If you follow cinema and politics as closely as I do, you should be able to see the analogies and allegories, the figurative dancing upon the literal, contained within movies that convey, in a much more entertaining way, the ills that plague our societies. With each passing day, I cannot help but think “I’ve seen this movie before.”

In many ways, politics is the art of repackaging, of making the recycled seem original. How many heist movies have you seen where the protagonist says, “Just one more job, and then I’m out,” and in how many rom-coms have the protagonist’s best friends fallen in love?

How many times have administrations, lead by reformers, “Washington outsiders” been just as wracked by scandal as the outgoing administration, and how many times have we seen further discord and dysfunction be the result of our elected officials attempting to perform “the will of the people?”

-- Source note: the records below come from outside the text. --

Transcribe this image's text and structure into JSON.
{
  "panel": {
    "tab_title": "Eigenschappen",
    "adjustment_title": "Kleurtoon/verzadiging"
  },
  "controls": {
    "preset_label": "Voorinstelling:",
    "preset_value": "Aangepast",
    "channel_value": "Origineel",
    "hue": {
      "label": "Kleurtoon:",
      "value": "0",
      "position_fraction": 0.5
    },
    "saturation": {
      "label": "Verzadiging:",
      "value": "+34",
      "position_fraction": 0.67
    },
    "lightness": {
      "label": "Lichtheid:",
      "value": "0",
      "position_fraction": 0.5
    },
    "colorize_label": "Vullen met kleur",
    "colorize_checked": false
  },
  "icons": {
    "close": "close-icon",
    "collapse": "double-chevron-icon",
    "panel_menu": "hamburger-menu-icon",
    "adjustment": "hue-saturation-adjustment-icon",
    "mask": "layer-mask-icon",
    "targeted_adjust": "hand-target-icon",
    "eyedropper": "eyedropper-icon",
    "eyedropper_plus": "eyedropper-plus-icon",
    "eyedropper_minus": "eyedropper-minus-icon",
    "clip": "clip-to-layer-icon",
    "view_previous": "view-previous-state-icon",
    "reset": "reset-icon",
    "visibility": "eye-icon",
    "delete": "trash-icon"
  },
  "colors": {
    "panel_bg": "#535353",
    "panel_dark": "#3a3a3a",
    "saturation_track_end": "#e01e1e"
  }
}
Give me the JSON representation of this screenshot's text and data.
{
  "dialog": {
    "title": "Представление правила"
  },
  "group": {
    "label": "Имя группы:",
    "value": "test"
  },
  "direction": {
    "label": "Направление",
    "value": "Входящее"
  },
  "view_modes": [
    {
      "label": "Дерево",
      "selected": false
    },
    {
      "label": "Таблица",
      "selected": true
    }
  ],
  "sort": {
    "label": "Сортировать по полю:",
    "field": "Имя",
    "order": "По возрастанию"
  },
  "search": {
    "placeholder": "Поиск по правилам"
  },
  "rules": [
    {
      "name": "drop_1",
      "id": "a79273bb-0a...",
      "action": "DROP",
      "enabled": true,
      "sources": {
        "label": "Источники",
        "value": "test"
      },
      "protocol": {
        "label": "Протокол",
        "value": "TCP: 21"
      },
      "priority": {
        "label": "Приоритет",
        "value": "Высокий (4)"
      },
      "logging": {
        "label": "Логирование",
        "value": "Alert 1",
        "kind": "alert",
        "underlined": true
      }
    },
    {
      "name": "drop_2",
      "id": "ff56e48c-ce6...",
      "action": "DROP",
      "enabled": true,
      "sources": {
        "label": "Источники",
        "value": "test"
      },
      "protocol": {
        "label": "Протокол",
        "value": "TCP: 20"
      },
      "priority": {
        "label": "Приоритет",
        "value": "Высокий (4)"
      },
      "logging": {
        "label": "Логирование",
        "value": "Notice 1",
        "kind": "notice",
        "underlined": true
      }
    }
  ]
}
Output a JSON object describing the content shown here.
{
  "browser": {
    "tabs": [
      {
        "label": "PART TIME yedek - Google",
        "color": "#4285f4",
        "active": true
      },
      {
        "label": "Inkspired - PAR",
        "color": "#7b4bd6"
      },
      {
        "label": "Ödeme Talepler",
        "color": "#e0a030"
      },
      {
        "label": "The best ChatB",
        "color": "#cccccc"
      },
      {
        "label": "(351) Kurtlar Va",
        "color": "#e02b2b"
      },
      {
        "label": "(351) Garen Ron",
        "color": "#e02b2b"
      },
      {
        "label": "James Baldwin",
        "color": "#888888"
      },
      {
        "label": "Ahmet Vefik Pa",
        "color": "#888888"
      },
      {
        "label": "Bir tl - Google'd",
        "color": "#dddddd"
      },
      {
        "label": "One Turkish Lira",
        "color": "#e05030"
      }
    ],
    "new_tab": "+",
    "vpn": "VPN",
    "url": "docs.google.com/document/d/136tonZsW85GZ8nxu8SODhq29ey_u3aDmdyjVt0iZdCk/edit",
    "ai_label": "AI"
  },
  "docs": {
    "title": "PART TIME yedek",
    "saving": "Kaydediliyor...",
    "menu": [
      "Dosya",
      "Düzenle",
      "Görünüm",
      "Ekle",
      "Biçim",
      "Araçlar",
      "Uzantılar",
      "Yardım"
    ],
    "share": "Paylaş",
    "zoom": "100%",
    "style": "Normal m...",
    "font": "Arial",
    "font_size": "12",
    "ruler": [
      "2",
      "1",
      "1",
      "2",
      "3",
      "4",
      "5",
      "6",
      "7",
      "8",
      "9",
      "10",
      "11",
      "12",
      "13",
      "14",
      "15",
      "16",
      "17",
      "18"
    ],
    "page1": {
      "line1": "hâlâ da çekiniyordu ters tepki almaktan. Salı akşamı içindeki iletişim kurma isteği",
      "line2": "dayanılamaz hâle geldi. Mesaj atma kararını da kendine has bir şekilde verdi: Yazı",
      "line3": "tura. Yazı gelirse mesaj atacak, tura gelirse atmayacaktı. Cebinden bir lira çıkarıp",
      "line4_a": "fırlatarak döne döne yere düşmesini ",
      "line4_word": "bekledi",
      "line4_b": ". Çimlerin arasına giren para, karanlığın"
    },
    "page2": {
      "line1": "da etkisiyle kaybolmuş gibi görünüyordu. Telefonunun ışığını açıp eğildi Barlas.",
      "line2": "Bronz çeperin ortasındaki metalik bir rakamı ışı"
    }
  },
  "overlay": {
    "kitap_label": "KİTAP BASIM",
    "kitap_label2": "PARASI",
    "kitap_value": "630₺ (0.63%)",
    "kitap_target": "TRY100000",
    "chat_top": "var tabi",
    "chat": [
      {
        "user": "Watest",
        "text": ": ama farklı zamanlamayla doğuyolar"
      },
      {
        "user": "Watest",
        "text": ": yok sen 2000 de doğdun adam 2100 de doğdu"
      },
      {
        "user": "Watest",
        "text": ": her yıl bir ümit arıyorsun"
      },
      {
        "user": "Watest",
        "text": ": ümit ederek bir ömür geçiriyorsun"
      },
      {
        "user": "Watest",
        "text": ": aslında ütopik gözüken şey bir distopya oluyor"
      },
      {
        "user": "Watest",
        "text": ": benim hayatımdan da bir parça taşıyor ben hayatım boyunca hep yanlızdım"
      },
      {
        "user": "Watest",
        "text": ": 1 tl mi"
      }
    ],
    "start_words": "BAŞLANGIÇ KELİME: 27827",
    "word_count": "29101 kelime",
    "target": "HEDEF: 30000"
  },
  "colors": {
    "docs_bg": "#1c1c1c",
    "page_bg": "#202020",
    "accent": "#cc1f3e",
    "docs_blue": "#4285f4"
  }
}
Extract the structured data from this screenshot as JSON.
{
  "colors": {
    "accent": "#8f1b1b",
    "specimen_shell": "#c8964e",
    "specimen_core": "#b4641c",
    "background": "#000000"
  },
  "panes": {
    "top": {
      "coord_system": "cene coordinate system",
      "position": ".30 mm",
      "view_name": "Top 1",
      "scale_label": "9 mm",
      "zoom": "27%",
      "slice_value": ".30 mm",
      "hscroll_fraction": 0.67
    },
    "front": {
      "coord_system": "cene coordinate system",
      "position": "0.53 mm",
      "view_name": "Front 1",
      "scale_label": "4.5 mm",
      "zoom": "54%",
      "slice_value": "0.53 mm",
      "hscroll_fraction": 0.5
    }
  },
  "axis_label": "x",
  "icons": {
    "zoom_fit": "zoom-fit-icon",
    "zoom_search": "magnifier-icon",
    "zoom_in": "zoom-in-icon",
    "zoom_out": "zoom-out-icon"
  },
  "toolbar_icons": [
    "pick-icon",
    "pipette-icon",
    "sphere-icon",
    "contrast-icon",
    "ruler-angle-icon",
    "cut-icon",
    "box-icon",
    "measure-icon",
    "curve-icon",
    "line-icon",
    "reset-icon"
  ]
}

Tropes serve as signifiers for movie audiences, as a shorthand or cheat sheet so observers can easily follow plot and character developments. I’ve written before of the disdain audiences and critics typically hold for movies that do not exhibit common story-telling devices, but amorphous images and dialogue allow audiences the freedom to project their own meanings and significance. Put another way, for both government and movies, when it isn’t just business as usual, we more freely inhabit spaces where we have more control over our interactions with either entity. When there is less overt direction, our imaginations flourish.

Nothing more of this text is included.